After hearing John’s gospel for the last five weeks, many murmur, “This saying is hard; who can accept it?” Not many can accept the sayings of Jesus, unfortunately, but that is not our role—to seek so much as to know the saying; no, our role is seek to know the Say-er…the One sent by God as the Way, the Truth and the Life. That’s our goal, isn’t it?
So often nowadays, people only accept what they can understand about Jesus, what they can relate with about Him: that is to say, many have no difficulty acknowledging that Jesus was a good man, a human person of wisdom and insight. And while that is certainly true, the most important thing to know about Jesus is that He is divine.
The Gospel of John—from which today’s exchange comes—began with, “In the beginning was the Word…”. It is this word of God that became flesh in Jesus Christ, thus bearing God’s own life for all of us to know, to hear, to love.
So, a question comes to mind, doesn’t it? Is He really? Is this Jesus really divine?
Throughout the gospels we are given the evidence, but even more, St. Paul’s letters are emphatic. St. Paul—a powerfully phenomenal Jew of the first century who studied under the great Rabbi Gamaliel—time and time again, over and over refers to Jesus as “Lord”. This is not so peculiar to us today, but to the people of Paul’s era, it was unheard of, simply because one only used the title ‘Lord’ when referring to God alone. How radical and strange it was, yet, in Paul’s wisdom and virtue, in his knowledge and experience of Christ, he was convinced that the One Lord is Jesus Christ. Paul knows the sayings of Jesus, but more to the point, he knows the Say-er and he knows him to be God himself. Yes, the sayings are hard, but we can accept them once we know well the goodness, or Godliness, of the Say-er.

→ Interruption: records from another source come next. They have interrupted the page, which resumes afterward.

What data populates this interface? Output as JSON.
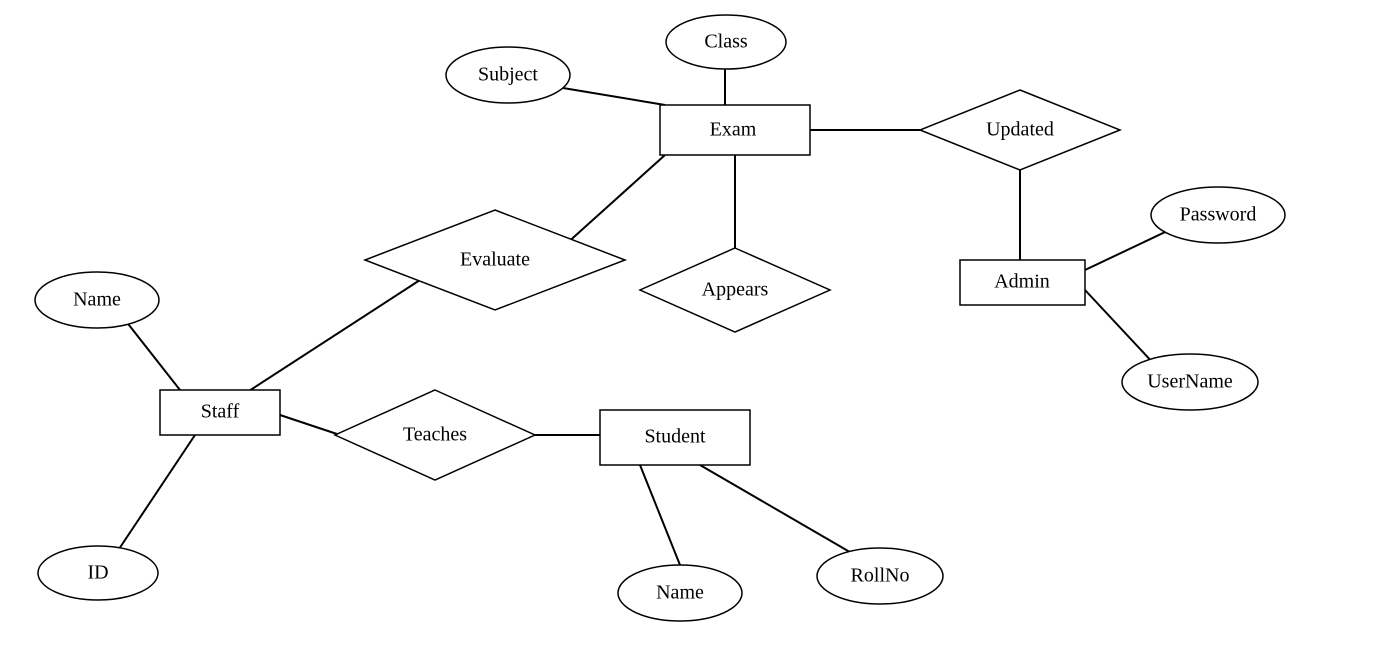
{
  "entities": {
    "exam": "Exam",
    "student": "Student",
    "staff": "Staff",
    "admin": "Admin"
  },
  "relationships": {
    "evaluate": "Evaluate",
    "appears": "Appears",
    "teaches": "Teaches",
    "updated": "Updated"
  },
  "attributes": {
    "exam_class": "Class",
    "exam_subject": "Subject",
    "student_name": "Name",
    "student_rollno": "RollNo",
    "staff_name": "Name",
    "staff_id": "ID",
    "admin_password": "Password",
    "admin_username": "UserName"
  }
}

Well, with that, comes now a compelling and all-important choice for each one of us: with this understanding of Jesus as Lord, Jesus now compels us to make a choice in a way that no other founder of a great religion does. Mohammed—to his infinite credit—never claimed to be God. Mohammed said, “I’m a messenger…I received a message from God.” Moses—to his infinite credit—never claimed to be divine. Moses received the Law from God and, in turn, gave it to the people. The Buddha—to his infinite credit—never claimed to be divine. What he said was, “I’ve found a way.”
Then there’s Jesus: who doesn’t say, “I’ve found a way,” …He says, “I AM the way.” How strange indeed. He doesn’t say, “I’ve found a truth…let me tell you about it,” rather He says, “I AM the truth.” He didn’t say, “Hey, there’s this new mode of life that I’ve discovered, let me share it with you,” rather He declares, “I AM the life.” These claims are the unique treasure of Christianity and treasure needs to be shared, needs to enrich us in order for it to be true treasure.
And so, this treasure, like I said, compels a choice. If Jesus is who He said He is, I must give my whole self, my whole life to Him. Of course, because He is God, He is the highest Good. But if He’s not who He says He is, then He’s a bad man. Either He’s God, or He’s a bad man…and each one of us must decide.
“Either you gather with me, or you scatter.” “Either you’re with me or you’re against me.” Even in today’s gospel, Jesus directly asks this question of us: “do you also want to leave?” It’s clear over these last five weeks of hearing John’s gospel, we are not allowed to be mere bystanders and spectators. We either believe and follow him full-well, or we leave him and return to a former way of life.
But we know the “Say-er” of these things; we are the recipients of the treasure of Jesus’ resurrection and new life; we are the bearers of Baptism; we are the manifold recipients of God’s graces; we are a people chosen and blessed by God as adopted children of the Father, in the Son.
Let your choice be unanimous, let your choice resound and echo in the days and weeks to come, let your choice guide all that you are and all that you do: for, Jesus is Lord. Amen.